Consolidate & externalize all sidekiq process supervision
Need
Supervision of our sidekiq processes such as the act of automatically shutting them down when they behave abnormally is currently both fragmented and inconsistently implemented. There are two aspects which I see as problematic:
Internal vs external supervision. We currently rely on a mixture of process-internal and process-external approaches to monitor sidekiq. For instance, we use runit
supervisors to monitor sidekiq services and restart them should they shut down unexpectedly. This is a form of external supervision, since runit
lives outside of the GitLab app. However, for killing sidekiq processes, we rely on mostly internal supervision, either by running threads inside of the supervised worker processes, or as part of a parent process that started them (more on that below.) I think that internal supervision is not a good approach to system monitoring, because the monitoring can only ever be as healthy as the process it is monitoring. There is some evidence that this is affecting a premium customer, where a sidekiq process became unresponsive, including the memory killer thread.
Co-location of supervision. We currently spread out monitoring concerns over at least 3 different locations:
-
MemoryKiller
: a daemon that runs alongside worker threads in each sidekiq process and which sends SIGTERM to its parent process when a certain amount of maximum RSS is exceeded. -
sidekiq-cluster
CLI: the process responsible for spawning sidekiq worker processes in a clustered setup runs a control-loop in a thread that monitors worker processes for health; if one goes away, it shuts down all of them. -
sidekiq-cluster
initializer: a Rails initializer script that starts a thread and monitors for its parent PID to change; if so, it kills itself. This is to account for zombies escaping when the cluster parent is SIGKILL'ed, e.g.runsv
, the supervisor itself.
This makes the setup difficult to understand and maintain, and makes monitoring itself unreliable, as it can only ever be as reliable as the process running it. There is also the suspicion that with CPU heavy sidekiq workloads, the GIL might not give the monitoring threads enough CPU time to reliably operate (although that might be fixable with setting thread priority hints.) Conversely, due to the GIL, any CPU cycles spent in monitoring threads are CPU cycles that we definitively steal from worker threads i.e. application work loads running in the same process. This would not happen were we to run monitors in a separate process, as those can utilize other cores.
Approach
I propose to consolidate all sidekiq supervision concerns (outside of runit) into a single process that runs parallel to sidekiq. This new process would:
- run a single control loop in a single thread, which
- monitors process RSS for all sidekiq workers
- monitors cluster health
- monitors zombiness
- issue SIGTERM/SIGKILL in case any of the conditions monitored for are violated
Potential process tree:
- runsv sidekiq-cluster
- sidekiq-cluster (CLI) <pgroup>
- sidekiq-worker-0
- sidekiq-worker-1
- sidekiq-sv
where sidekiq-sv
is the new supervisor. Alternatively, the supervisor could run directly under runsv
as a separate service.
Benefits
The approach outlined above has two major benefits:
- Co-location of all concerns related to sidekiq process health, making the code involved easier to understand and maintain
- Detached monitor life-cycle from the individual processes being monitored, making it more reliable and less susceptible to knock-on effects of the processes themselves choking on something
Competition
Move all supervision logic into sidekiq-cluster itself
An alternative approach could be to simply co-locate all existing supervision features into the sidekiq-cluster
script itself, since it already runs a control loop that monitors sidekiq workers, which might be a smaller increment compared to the solution above.

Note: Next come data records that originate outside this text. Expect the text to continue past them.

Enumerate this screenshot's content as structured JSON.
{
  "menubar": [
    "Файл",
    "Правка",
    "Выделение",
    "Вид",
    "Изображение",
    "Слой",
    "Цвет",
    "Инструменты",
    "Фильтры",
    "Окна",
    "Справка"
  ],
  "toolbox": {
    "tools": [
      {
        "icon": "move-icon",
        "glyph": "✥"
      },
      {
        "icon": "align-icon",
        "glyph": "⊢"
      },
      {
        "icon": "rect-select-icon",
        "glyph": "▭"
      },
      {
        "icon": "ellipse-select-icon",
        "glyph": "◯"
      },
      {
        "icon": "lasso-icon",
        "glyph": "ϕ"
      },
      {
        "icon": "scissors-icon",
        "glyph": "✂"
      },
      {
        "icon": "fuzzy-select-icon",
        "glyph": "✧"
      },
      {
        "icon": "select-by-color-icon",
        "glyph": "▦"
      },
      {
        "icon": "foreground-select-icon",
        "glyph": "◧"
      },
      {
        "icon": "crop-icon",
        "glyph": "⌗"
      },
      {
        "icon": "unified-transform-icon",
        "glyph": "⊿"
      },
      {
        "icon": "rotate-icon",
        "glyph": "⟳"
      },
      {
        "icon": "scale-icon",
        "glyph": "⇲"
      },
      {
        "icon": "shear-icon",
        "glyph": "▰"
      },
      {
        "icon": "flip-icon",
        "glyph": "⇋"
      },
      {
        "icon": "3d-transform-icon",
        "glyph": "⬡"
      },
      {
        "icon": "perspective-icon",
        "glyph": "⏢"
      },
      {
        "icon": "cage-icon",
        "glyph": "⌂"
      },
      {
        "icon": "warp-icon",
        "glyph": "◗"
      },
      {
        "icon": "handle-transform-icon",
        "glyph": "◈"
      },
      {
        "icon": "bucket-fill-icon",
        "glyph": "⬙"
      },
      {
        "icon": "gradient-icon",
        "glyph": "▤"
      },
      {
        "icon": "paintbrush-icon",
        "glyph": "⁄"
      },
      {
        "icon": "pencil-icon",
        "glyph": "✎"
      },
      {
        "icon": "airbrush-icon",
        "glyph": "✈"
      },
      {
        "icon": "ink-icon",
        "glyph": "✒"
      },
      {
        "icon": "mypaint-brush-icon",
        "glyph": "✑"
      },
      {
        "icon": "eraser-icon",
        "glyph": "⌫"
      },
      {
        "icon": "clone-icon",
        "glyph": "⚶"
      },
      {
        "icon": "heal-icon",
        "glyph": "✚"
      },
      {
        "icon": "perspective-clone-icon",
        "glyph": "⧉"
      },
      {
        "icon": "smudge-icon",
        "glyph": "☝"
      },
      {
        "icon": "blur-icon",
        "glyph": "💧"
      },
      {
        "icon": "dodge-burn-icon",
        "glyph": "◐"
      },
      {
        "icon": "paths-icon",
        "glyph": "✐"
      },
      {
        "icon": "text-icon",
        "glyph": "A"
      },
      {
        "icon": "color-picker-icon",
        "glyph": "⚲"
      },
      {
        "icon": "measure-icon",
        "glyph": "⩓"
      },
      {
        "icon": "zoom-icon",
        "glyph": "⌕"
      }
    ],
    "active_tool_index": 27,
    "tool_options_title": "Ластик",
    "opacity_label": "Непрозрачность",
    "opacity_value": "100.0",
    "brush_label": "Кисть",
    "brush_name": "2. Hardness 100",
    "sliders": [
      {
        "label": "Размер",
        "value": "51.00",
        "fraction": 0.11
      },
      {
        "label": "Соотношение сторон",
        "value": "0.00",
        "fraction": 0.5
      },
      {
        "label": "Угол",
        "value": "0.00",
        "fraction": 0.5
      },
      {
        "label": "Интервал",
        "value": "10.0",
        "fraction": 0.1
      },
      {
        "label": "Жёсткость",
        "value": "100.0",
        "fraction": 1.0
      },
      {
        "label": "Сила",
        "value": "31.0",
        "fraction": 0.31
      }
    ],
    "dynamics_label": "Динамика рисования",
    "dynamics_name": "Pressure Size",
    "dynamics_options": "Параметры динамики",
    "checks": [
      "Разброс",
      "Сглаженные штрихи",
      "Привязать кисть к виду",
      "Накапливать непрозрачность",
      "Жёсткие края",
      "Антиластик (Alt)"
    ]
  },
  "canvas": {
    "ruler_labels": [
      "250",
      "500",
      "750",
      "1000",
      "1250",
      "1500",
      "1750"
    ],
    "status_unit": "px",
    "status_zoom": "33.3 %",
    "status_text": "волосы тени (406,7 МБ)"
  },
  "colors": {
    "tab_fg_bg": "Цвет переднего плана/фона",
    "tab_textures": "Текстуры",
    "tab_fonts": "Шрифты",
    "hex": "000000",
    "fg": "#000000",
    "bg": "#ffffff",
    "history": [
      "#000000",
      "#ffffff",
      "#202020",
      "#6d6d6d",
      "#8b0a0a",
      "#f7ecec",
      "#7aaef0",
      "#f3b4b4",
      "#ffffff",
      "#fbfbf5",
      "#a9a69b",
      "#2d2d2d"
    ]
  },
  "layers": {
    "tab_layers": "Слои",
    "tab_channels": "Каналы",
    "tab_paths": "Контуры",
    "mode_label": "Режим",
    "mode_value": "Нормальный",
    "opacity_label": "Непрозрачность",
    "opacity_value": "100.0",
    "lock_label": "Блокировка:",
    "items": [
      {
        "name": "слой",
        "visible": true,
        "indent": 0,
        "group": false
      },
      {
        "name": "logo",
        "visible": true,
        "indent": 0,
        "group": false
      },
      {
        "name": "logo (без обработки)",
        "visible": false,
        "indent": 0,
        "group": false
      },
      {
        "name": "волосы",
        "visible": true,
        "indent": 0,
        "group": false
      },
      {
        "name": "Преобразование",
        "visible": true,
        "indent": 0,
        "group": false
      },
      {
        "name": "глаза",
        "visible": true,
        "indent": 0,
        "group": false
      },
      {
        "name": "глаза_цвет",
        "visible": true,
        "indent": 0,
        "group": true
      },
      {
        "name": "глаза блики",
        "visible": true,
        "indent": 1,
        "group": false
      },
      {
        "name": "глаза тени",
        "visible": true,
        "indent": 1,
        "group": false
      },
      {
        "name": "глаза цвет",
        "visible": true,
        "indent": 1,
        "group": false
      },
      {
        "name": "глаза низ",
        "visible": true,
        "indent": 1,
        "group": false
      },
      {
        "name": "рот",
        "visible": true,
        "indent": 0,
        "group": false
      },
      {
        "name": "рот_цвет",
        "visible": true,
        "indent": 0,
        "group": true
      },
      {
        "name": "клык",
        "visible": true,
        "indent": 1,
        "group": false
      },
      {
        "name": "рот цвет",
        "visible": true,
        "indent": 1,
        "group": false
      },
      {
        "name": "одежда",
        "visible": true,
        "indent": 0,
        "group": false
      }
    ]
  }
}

A drawback of the approach described is that if the supervisor is being externalized, it will not have the same level of insight into process internals as some of the current daemon threads do. For instance, MemoryKiller
collects process-internal data and submits it to prometheus. I personally think (and had commented on the respective MR as well) that this is actually a separate concern from out-of-memory sniping of processes anyway, and should probably move out of that class.

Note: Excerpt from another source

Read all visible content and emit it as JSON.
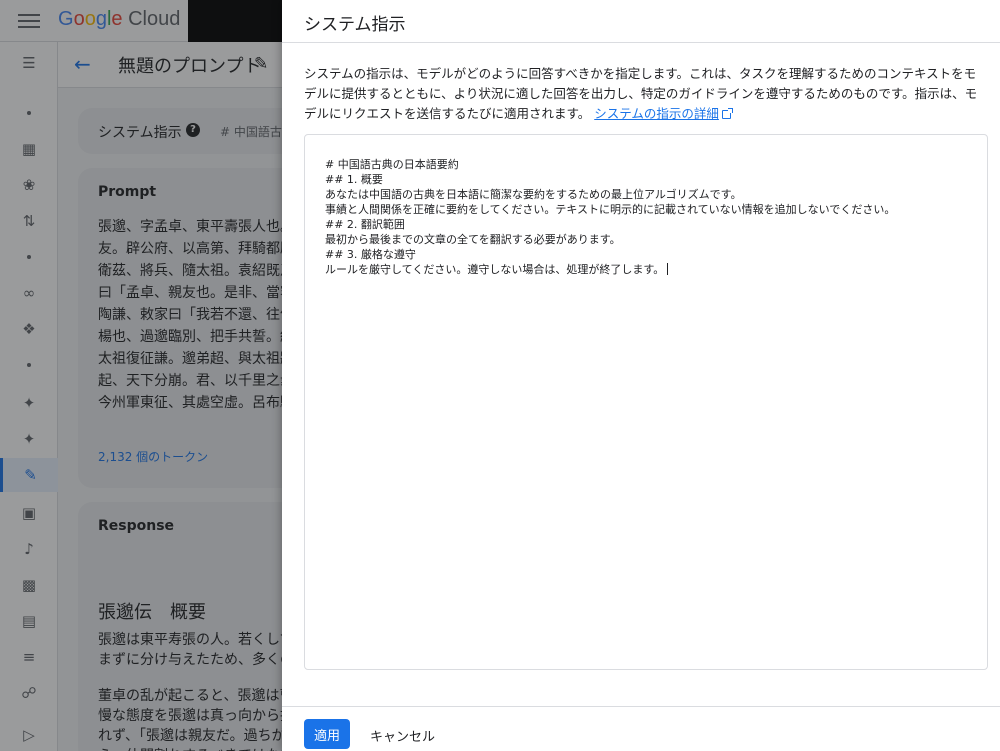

Rely on kubernetes and pod management for process supervision
A longer term goal is to make GitLab run on kubernetes (k8s). Since k8s operates on pods, not processes, the pod is the natural "unit under supervision" and at least some supervising functions that operate on the process level become obsolete. For instance, a sidekiq cluster (logically speaking) would turn from "physical node with N processes" to "physical node(s) with N pods", where each pod would run a single-process sidekiq instance. That would drastically simplify the amount of management we have to do ourselves and leave that to k8s itself.
One problem is that it is unlikely we will be able to target all platforms and customers with a k8s based deployment. For instance, small development teams running a single-node Omnibus installation, or low resource platforms such as the RaspberryPi would not benefit from these improvements, as it's unlikely they would run k8s. We might have to decide on a case by case basis which supervision functions are absolutely mandatory under all circumstances, and those might have to continue to live on the process level.